Saison 1 - Episode 7 - Le Rat et le Corbeau

            Arzhiel pénétra dans la salle d’eau sans se donner la peine de frapper en brandissant devant lui un rat bien gras qu’il tenait par le bout de la queue. Il regretta aussitôt son intrusion lorsqu’il aperçut Elenwë sortant de son bain. L’elfe sculpturale aux formes généreuses passa nonchalamment la main dans sa longue chevelure blonde en regardant son époux d’un air indifférent. Arzhiel ne put s’empêcher de grimacer face à un physique si peu engageant à son goût en comparaison de celui des naines grasses et velues.

 - Vous avez une raison particulière de débarquer ici armé d’un immonde rat, mon tendre, ou vous ne vous souvenez plus de l’effet de mon sort de « Brûle-Fesses » ?

- Je peux savoir pourquoi je trouve un rat gros comme mon poing au milieu de mon auge dès le troisième petit déjeuner ? questionna le seigneur d’un ton impatient.

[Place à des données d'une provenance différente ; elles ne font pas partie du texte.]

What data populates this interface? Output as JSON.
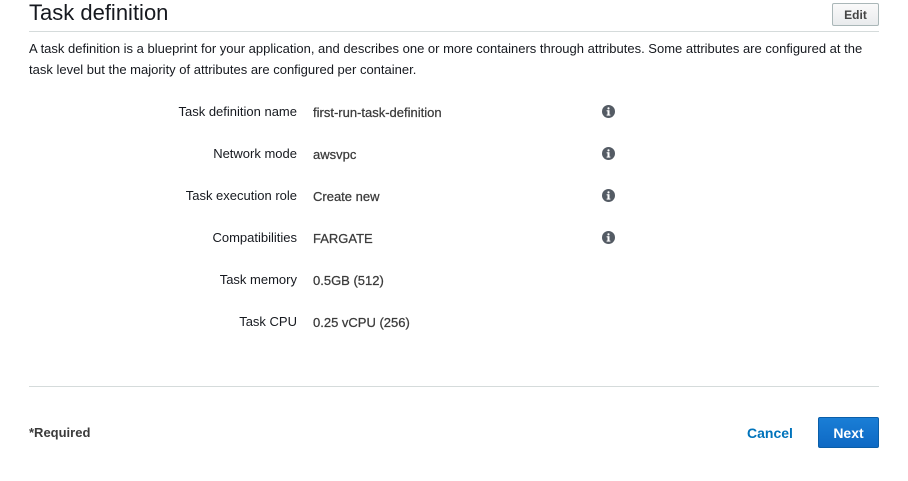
{
  "header": {
    "title": "Task definition",
    "edit_label": "Edit"
  },
  "description": "A task definition is a blueprint for your application, and describes one or more containers through attributes. Some attributes are configured at the task level but the majority of attributes are configured per container.",
  "fields": [
    {
      "label": "Task definition name",
      "value": "first-run-task-definition",
      "has_info": true
    },
    {
      "label": "Network mode",
      "value": "awsvpc",
      "has_info": true
    },
    {
      "label": "Task execution role",
      "value": "Create new",
      "has_info": true
    },
    {
      "label": "Compatibilities",
      "value": "FARGATE",
      "has_info": true
    },
    {
      "label": "Task memory",
      "value": "0.5GB (512)",
      "has_info": false
    },
    {
      "label": "Task CPU",
      "value": "0.25 vCPU (256)",
      "has_info": false
    }
  ],
  "footer": {
    "required_label": "*Required",
    "cancel_label": "Cancel",
    "next_label": "Next"
  },
  "colors": {
    "link_blue": "#0073bb",
    "primary_button": "#0e69c4",
    "divider": "#d5dbdb"
  },
  "icons": {
    "info": "info-icon"
  }
}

- Parce que les nains mangent n’importe quoi ? avança l’elfe d’un ton ironique.

- Ah, ne vous fichez pas de moi ! Regardez-le ! Ce rat a une barbe ! Vous trouvez ça normal ?

- Presque aussi normal que le dédain que vous m’inspirez, mon amour.

- Je vous ai répété mille fois de ne pas changer mes soldats en animaux ! C’est déjà assez le foutoir en temps normal pour que vous y ajoutiez une ménagerie. Bon, c’est lequel celui-ci ?

             Le rat remonta le long du bras de Arzhiel et alla lui grignoter l’oreille. Le seigneur de guerre le détendit d’une pichenette dans la tête et le fourra sous son aisselle pour le calmer.

 - Le petit gros avec une barbe qui sent la bière et le ragoût de champignons, fit l’elfe nue.

- Ouais, c’est ça, moquez-vous. Je ne sais pas ce qui me retient de vous coller Svorn aux miches avec un procès pour sorcellerie. Vous savez qu’il est pas jouasse sur le sujet, le copain ! Alors, c’est qui ?!

- Votre maître d’armes, répondit innocemment Elenwë en se rhabillant.

- Quoi ?! Brandir ?! Mais vous êtes barrée ?! Je fais comment pour défendre le Karak avec mon meilleur guerrier changé en rongeur ?!

- Le meilleur ? J’imagine le niveau des autres…

- Bon, le moins pire de mes guerriers. Et il vous a fait quoi pour avoir droit à ce privilège ?

- Il m’a coupé la parole à table. Deux fois. Et quand je lui ai proposé de me faire le baise-main hier, il a vomi à mes pieds !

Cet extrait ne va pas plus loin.